Code Hallucination score checks whether the code mentioned in the generated response is grounded to the retrieved context.

Columns required:

  • question: The question asked by the user
  • context: Information retrieved to answer the question
  • response: The response given by the model

How to use it?

from uptrain import EvalLLM, Evals

OPENAI_API_KEY = "sk-********************"  # Insert your OpenAI key here

data = [{
    "question": "How can I install the Pandas package in Python?",
    "context": "The Pandas package can easily be installed on Python by using: ```pip install pandas```",
    "response": "To install the Pandas package on Python use : ```import pandas as pd```"
}]

eval_llm = EvalLLM(openai_api_key=OPENAI_API_KEY)

res = eval_llm.evaluate(
    data = data,
    checks = [Evals.CODE_HALLUCINATION]
)
By default, we are using GPT 3.5 Turbo for evaluations.
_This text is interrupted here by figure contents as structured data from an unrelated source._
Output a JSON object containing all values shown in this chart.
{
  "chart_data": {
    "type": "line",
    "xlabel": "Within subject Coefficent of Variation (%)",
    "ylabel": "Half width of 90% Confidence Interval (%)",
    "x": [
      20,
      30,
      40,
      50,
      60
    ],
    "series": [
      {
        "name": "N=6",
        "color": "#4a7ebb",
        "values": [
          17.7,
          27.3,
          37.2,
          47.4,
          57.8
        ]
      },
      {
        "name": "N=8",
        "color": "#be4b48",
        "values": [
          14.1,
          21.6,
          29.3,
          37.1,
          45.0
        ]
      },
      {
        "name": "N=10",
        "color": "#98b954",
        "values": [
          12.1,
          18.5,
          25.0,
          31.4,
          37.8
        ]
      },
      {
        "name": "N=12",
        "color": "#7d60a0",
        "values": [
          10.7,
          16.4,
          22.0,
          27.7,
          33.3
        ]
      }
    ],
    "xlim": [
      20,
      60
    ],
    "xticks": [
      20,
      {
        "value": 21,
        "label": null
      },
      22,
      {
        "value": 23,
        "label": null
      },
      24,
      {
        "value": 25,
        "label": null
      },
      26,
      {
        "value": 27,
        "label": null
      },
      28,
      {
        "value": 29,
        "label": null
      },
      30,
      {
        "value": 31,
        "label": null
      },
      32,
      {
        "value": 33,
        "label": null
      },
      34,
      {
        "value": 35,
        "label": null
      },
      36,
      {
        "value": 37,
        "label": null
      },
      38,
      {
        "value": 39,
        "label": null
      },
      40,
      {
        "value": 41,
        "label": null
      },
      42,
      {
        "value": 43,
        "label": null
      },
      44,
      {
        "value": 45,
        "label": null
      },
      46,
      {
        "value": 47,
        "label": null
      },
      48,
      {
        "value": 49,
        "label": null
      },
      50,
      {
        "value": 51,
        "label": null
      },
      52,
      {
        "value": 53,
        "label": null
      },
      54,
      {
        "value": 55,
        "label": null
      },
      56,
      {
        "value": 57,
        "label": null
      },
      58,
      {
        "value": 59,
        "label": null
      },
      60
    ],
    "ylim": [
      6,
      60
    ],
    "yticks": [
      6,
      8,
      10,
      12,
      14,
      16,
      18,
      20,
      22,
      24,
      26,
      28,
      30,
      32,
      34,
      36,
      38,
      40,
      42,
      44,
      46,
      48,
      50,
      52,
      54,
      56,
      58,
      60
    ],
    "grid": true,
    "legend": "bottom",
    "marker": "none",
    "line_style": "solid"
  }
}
If you want to use a different model, check out this tutorial.

Sample Response:

[
   {
      "code_snippet": "import pandas as pd",
      "code_overlap_with_context": 0.25,
      "explanation_code_snippet": "['1. The given text provides an instruction for installing the Pandas package in Python.', \"2. The text includes the specific command 'import pandas as pd' which is used in Python to import the Pandas package.\", '3. The provided content is a Python command, which is a part of the source code after processing by the Python interpreter.', '4. The text does not just mention a function or method but includes an actual code example in Python.']",
      "score_code_hallucination": 1.0,
      "explanation_code_hallucination": "It looks like the code snippet in the response is hallucinating. The code snippet does not contain any variables derived from the question. The code simply imports the pandas package using the alias 'pd', which is a common convention when working with the Pandas library in Python. The variable names used in the code snippet are not derived from the question."
   }
]
A higher code hallucination score reflects that the generated response contains code that is not grounded by the context.

The context mentioned pip install pandas as the code required to install Pandas package on Python.

While the generated response mentions import pandas as pd which is not mentioned in the context.

Resulting in a low code hallucination score.